Layer 4: Where the squeeze lives (the four big buckets)
These domains are different in details, but the pattern repeats: constraints + complexity + concentrated power = higher costs and fewer real options.
Housing
Housing is the biggest monthly line item for most households.
When supply is constrained and approvals are slow, prices rise.
When prices rise, mobility drops.
When mobility drops, workers have less bargaining power.
What good looks like: more homes where people need them, faster approvals with clear rules, and fewer bottlenecks that reward insiders.
Healthcare
Healthcare is expensive in dollars and in time.
Opaque pricing, consolidation, admin drag, and misaligned incentives turn care into a maze.
A maze is profitable for someone. It is exhausting for everyone else.
What good looks like: simpler billing, transparent prices, fewer middlemen with veto power, and strong accountability for denials and errors.
Childcare
Childcare is labor-intensive, regulated, and often underbuilt.
Providers run on thin margins; families pay a lot; workers still do not make enough.
That is a system design problem, not a parents should budget better problem.
What good looks like: more supply, stable funding, easier pathways for providers, and better pay without pricing families out.
Education and debt
Education is supposed to be a mobility engine.

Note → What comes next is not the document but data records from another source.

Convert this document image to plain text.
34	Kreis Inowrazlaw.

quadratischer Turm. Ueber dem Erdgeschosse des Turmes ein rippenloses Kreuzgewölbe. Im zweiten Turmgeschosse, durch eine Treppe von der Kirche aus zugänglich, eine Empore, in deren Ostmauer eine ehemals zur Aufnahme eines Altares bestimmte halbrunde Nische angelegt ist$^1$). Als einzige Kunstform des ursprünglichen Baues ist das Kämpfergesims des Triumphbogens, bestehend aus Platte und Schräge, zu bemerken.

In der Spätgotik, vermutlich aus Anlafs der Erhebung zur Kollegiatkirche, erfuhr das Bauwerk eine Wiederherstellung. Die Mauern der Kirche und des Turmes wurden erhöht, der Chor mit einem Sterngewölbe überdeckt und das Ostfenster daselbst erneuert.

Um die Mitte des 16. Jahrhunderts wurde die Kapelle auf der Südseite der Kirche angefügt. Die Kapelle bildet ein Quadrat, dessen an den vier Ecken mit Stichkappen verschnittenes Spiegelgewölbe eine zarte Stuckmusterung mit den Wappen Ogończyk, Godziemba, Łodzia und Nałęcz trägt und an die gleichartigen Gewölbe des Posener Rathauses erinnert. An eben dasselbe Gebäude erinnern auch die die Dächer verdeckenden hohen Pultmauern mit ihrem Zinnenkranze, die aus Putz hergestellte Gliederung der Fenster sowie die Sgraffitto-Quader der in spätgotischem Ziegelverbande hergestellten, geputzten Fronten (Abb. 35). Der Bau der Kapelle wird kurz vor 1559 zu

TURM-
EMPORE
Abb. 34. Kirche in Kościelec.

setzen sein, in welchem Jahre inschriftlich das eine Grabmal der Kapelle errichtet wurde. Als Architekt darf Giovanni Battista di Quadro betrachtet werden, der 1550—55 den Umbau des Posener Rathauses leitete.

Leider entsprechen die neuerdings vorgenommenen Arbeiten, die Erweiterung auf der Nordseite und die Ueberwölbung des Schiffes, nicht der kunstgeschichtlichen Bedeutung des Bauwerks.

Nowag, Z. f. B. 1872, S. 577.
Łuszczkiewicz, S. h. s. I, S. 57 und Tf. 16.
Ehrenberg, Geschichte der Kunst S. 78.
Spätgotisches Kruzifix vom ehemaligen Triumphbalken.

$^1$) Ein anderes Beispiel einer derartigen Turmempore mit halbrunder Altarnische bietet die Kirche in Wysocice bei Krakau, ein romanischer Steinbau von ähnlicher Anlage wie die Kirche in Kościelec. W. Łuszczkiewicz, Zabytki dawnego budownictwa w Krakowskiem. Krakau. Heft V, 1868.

When costs rise faster than outcomes, and debt becomes a long-term ankle weight, the mobility promise gets fragile.
What good looks like: clearer ROI, lower-cost pathways, and fewer traps that turn aspiration into lifelong payments.
Layer 5: The target loop (what we are building toward)
The model is not utopia.
It is a better default setting.
1) Security
A society where a normal household can take a hit, a medical bill, a layoff, a car repair, without free-falling.
Security does not make people lazy. It makes them less desperate.
Less desperate people make better decisions.
2) Real choice
Choice means exit is possible.
If switching jobs, moving, changing providers, or walking away from a bad deal is practical, power spreads out. If it is not practical, power concentrates.
3) Fair competition (with hard guardrails)
Competition is how we keep systems from ossifying into extraction machines.
But competition does not survive on vibes. It needs rules with teeth: anti-rigging, anti-fraud, anti-monopoly, and enforcement capacity that is not for sale.
4) Shared gains
When gains are broad, people calm down.
They plan. They invest in the future.
They do not need a villain in every story to explain their stress.
5) More security
Shared gains reinforce security.
And security reinforces good decision-making.
And good decision-making reduces the demand for manipulative certainty.
That is the virtuous loop.
Layer 6: A practical decision checklist
Use this on a policy proposal, a corporate behavior, a news narrative, or your own hot take.
- Does it lower monthly squeeze in real households?
- Does it expand real options and switching power?
- Does it reduce concentration or capture risk?
- Can normal people use it without expert navigation?
- Are guardrails enforceable with current capacity?
- Does it create shared gains that can compound over time?
If the answer is mostly no, it is probably not an Economy for Everyone move, even if the messaging sounds amazing and your team is cheering.